ECLI:NL:PHR:2002:AE1939

Parket bij de Hoge Raad

Datum uitspraak
26 april 2002
Publicatiedatum
4 april 2013
Zaaknummer
C01/272HR
Instantie
Parket bij de Hoge Raad
Type
Conclusie
Rechtsgebied
Civiel recht
Vindplaatsen
  • Rechtspraak.nl
AI samenvatting door LexboostAutomatisch gegenereerd

Cassatie over de geldigheid van een overeenkomst en bewijslevering

In deze zaak gaat het om een geschil tussen eiser, [eiser], en verweerster, de besloten vennootschap [verweerster], over de vraag of er een overeenkomst tot stand is gekomen tussen partijen. Verweerster heeft eiser gedagvaard voor de kantonrechter te Rotterdam en betaling gevorderd van een factuur voor transportwerkzaamheden die zij in opdracht van eiser heeft verricht. Eiser betwistte de overeenkomst en stelde dat zijn handtekening op de documenten vervalst was. De kantonrechter heeft verweerster opgedragen bewijs te leveren van de overeenkomst, waarna eiser in hoger beroep ging.

De rechtbank heeft in hoger beroep de grieven van eiser verworpen en geoordeeld dat verweerster voldoende bewijs had geleverd dat de overeenkomst tot stand was gekomen.

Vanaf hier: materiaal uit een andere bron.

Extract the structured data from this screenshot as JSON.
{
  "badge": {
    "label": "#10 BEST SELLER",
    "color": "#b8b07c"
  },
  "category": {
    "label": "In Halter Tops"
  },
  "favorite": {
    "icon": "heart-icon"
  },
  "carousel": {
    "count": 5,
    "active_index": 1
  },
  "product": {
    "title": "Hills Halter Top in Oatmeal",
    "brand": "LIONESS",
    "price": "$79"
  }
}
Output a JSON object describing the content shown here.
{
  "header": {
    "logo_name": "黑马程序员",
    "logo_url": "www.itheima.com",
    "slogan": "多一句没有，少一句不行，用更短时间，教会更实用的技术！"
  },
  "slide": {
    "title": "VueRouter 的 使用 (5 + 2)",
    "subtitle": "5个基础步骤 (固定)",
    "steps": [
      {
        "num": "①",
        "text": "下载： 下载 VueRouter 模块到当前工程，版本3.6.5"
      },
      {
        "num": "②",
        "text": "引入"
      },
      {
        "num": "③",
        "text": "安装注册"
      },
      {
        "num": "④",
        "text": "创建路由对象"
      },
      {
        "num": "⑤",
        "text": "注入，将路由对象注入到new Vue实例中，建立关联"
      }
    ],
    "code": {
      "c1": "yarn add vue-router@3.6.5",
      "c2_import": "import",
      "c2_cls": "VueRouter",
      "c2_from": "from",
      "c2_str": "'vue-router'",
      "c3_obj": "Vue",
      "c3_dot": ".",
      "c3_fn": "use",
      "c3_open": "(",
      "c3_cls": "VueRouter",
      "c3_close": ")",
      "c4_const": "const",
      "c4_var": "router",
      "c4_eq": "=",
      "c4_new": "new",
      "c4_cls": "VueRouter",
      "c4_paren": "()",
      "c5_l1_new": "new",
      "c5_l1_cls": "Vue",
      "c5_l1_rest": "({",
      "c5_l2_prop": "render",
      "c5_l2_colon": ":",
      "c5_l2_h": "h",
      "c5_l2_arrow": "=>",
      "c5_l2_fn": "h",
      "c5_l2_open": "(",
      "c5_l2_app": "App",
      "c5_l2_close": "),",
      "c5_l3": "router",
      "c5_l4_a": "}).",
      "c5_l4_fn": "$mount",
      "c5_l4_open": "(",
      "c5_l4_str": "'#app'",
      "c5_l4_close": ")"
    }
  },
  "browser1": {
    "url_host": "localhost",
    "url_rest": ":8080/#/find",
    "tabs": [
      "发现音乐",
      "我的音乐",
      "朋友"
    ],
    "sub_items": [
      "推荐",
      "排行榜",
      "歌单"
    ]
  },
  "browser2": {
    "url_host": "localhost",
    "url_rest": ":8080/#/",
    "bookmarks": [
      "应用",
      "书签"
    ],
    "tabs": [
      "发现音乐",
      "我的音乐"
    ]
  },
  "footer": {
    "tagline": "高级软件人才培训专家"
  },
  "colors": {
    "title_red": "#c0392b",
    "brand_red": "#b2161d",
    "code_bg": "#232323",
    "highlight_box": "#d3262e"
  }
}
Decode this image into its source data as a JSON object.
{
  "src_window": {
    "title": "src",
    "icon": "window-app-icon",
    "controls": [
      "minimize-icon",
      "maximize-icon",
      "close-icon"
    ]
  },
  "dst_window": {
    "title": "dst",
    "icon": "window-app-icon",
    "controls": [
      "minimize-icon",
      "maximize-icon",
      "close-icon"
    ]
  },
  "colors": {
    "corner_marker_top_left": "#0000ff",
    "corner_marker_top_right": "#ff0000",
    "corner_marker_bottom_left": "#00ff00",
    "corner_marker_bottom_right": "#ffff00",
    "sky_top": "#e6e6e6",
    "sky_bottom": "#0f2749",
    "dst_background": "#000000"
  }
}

Eiser heeft in cassatie geklaagd dat de rechtbank de bewijslevering niet correct had behandeld en dat zijn verweer onvoldoende was besproken. De Hoge Raad heeft de klachten van eiser verworpen en geoordeeld dat de rechtbank voldoende gemotiveerd had vastgesteld dat de handtekening van eiser authentiek was, en dat de rechtbank niet verplicht was om een bewijsopdracht te geven. De Hoge Raad concludeert dat de rechtbank de juiste procedure heeft gevolgd en dat de grieven van eiser niet opgaan.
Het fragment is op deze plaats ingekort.